Split ticketing has no place in a well-organised railway, because it serves no purpose.

A single fare that costs £1 less than a return fare makes no sense in a smartcard future.

And the paper ticket already abolished by airlines is an anachronism. Yet it is likely to continue for many years to come - quaint and perhaps quintessentially British, like wearing tweed in the rain in preference to the latest waterproof fabric.

But what if the fares system could be rebuilt as well? Everybody interviewed for this article thinks it should change. Almost everybody interviewed also thinks it won’t change.

Yet ATOC’s comments here are genuinely new. The train operators themselves are open to the idea of sweeping away the regulated Off Peak Return and having airline-style single-leg journeys instead.
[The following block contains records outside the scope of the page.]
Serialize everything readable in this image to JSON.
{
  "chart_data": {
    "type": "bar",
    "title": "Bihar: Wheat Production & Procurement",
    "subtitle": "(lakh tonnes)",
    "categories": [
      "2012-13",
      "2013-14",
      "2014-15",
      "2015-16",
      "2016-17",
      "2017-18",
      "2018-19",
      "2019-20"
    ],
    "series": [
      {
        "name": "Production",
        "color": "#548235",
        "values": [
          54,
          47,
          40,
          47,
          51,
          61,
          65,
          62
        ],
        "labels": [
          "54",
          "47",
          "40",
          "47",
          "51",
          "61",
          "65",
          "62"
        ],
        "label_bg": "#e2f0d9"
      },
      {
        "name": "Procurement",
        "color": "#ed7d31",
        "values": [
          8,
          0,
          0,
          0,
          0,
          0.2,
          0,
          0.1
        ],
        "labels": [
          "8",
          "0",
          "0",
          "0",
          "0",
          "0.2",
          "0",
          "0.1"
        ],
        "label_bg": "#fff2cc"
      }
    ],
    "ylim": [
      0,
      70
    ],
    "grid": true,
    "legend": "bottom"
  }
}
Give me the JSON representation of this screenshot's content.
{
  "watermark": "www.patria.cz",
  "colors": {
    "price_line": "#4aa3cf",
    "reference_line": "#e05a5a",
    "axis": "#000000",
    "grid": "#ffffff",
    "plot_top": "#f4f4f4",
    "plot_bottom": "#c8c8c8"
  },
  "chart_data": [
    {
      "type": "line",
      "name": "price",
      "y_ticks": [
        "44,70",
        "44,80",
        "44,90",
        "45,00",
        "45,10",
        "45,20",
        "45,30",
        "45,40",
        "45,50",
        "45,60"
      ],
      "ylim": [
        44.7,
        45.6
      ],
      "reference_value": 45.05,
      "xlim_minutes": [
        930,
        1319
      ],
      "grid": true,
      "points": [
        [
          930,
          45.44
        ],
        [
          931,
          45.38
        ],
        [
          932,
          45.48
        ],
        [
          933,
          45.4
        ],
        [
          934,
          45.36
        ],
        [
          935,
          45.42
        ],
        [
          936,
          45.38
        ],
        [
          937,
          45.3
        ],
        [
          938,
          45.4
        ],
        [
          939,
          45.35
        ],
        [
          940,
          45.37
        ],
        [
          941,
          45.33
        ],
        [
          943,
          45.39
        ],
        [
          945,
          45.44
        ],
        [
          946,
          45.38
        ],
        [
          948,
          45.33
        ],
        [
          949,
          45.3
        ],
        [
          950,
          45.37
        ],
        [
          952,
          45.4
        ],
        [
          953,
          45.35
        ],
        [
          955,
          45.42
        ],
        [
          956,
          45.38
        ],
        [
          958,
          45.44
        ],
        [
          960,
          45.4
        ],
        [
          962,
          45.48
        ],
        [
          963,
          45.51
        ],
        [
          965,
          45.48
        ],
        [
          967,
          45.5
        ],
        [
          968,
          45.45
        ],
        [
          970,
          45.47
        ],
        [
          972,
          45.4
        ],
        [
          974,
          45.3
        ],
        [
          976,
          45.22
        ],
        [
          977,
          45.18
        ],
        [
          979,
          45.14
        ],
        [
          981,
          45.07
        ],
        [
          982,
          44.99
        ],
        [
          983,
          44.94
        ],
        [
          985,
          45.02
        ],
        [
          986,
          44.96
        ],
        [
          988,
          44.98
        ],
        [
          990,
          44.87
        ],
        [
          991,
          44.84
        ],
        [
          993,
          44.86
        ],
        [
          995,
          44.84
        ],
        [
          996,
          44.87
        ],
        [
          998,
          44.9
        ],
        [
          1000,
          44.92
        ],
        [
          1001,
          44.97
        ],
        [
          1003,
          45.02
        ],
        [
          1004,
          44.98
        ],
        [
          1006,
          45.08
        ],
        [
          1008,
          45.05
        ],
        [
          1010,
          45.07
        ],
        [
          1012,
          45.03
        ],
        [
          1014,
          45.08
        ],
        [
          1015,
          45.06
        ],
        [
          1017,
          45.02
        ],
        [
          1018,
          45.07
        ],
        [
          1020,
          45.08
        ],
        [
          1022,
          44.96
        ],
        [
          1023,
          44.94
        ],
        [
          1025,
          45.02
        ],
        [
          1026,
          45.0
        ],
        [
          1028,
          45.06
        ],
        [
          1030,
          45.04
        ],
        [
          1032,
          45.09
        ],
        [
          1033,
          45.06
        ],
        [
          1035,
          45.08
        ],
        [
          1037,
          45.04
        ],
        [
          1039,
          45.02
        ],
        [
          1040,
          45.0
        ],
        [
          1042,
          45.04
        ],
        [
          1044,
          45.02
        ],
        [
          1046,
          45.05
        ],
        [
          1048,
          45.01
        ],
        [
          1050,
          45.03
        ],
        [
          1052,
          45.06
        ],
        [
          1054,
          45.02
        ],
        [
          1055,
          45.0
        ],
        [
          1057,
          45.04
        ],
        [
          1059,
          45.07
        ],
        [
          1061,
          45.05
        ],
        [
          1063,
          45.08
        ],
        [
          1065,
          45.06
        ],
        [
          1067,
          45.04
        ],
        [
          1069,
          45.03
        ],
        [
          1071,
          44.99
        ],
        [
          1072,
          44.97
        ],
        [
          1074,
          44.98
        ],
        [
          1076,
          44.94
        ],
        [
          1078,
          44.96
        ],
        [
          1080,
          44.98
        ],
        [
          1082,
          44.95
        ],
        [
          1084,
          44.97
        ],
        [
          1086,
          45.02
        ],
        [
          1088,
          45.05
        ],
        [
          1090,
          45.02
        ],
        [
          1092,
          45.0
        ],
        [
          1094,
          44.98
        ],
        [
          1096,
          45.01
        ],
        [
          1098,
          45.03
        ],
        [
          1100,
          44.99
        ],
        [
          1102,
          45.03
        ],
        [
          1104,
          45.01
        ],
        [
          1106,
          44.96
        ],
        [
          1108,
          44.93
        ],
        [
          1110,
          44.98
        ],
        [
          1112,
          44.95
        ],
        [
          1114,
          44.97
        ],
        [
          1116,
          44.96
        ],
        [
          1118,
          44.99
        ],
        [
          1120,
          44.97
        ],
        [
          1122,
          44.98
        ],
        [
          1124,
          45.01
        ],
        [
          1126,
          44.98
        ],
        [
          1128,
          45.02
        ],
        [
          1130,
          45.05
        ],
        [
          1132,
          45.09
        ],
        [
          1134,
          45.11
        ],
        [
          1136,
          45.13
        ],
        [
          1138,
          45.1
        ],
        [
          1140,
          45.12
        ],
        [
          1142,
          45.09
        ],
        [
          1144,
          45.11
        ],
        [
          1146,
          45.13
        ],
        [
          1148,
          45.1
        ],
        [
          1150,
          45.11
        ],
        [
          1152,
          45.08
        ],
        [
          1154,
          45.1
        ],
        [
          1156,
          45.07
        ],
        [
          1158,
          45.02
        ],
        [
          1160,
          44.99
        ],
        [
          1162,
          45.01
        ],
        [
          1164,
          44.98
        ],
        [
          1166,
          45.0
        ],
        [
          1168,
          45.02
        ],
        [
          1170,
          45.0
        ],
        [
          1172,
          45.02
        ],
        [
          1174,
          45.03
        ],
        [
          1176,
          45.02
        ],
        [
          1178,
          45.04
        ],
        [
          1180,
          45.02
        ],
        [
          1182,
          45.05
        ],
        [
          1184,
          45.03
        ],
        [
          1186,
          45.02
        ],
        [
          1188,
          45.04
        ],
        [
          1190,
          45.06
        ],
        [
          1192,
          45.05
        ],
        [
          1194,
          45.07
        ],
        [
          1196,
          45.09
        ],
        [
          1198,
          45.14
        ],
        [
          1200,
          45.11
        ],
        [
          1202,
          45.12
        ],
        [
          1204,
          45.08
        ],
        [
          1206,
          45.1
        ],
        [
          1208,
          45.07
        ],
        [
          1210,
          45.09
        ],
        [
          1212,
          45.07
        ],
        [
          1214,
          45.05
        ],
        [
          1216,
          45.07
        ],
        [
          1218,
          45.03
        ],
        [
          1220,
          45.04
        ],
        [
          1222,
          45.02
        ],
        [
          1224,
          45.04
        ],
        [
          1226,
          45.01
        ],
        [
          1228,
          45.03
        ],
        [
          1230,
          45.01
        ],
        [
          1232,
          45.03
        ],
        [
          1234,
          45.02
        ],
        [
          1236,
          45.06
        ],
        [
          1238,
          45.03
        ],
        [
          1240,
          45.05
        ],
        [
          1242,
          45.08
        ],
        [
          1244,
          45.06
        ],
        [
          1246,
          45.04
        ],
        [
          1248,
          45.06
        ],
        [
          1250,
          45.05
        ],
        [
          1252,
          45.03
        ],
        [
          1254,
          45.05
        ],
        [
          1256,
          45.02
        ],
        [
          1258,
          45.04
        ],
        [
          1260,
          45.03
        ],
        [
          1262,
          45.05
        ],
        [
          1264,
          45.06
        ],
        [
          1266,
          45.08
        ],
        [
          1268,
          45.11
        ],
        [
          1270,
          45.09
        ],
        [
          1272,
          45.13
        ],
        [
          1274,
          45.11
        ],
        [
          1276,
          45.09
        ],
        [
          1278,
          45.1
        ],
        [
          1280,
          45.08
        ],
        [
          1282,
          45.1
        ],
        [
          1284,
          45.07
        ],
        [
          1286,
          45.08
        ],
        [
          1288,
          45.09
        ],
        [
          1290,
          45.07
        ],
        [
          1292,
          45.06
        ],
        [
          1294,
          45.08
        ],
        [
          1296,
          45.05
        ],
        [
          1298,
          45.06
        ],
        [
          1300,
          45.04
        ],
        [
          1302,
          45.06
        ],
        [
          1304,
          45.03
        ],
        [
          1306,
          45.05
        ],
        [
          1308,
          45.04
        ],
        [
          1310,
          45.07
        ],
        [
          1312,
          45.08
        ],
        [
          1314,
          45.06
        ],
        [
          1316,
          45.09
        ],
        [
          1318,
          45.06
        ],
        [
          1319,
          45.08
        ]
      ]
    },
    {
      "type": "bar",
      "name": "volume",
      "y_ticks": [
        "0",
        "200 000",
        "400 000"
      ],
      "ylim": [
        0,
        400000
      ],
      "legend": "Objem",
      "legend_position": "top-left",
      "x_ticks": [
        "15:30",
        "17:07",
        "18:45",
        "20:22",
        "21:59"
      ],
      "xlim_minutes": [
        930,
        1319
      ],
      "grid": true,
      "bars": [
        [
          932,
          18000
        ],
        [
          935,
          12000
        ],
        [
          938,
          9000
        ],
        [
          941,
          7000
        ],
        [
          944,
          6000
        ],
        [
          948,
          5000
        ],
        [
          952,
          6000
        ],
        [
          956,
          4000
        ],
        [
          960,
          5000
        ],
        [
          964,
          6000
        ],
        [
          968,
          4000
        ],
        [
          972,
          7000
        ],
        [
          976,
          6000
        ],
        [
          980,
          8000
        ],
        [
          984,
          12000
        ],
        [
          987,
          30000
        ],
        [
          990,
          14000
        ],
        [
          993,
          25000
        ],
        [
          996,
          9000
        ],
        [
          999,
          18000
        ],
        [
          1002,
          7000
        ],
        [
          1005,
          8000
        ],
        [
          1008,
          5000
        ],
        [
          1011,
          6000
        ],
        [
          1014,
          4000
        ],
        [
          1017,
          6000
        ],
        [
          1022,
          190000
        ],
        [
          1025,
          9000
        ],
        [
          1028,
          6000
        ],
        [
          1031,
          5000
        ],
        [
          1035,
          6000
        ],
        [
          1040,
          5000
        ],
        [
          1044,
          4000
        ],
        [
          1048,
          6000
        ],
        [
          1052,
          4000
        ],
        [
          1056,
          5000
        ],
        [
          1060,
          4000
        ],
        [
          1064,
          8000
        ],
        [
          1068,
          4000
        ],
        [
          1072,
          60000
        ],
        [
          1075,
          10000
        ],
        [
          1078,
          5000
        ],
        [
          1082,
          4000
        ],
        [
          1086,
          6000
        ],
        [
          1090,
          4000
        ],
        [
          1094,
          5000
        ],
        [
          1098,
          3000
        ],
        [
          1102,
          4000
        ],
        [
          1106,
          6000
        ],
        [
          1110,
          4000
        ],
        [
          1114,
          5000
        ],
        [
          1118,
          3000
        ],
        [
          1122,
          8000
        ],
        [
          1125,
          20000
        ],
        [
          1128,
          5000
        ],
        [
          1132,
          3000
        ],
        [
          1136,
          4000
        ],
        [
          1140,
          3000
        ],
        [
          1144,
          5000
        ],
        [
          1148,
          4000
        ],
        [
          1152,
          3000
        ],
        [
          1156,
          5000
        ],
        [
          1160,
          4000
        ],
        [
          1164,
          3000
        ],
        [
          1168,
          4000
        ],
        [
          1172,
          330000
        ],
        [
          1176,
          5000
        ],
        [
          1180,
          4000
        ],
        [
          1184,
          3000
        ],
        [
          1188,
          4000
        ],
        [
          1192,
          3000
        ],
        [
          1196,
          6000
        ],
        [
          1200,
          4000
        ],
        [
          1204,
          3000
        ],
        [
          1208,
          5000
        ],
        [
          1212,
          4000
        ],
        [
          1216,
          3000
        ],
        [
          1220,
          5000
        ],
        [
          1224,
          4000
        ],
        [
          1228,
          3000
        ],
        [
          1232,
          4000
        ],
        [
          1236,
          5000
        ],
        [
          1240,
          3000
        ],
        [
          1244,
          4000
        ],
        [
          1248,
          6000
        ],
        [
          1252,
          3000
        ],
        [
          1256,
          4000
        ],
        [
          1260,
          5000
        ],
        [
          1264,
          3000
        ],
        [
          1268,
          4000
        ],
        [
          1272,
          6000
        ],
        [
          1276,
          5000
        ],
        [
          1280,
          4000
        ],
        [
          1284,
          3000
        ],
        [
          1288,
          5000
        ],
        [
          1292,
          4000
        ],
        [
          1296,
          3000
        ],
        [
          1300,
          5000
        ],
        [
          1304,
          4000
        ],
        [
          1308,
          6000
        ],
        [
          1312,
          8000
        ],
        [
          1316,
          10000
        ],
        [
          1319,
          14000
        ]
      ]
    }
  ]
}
The Department for Transport will organise a trial. The barriers to change have not yet been removed, but they are no longer padlocked in place.

Nobody designing a new fares structure would come up with anything close to what we have today. In the fragmented passenger railway, there are 20 different pricing managers inevitably seeking to manipulate the system in 20 different ways. But fares regulation keeps things together - more or less.

But because passenger numbers will continue to grow regardless, there are many reasons not to pick what almost everyone thinks is The Right Thing To Do: tear up the system and start again.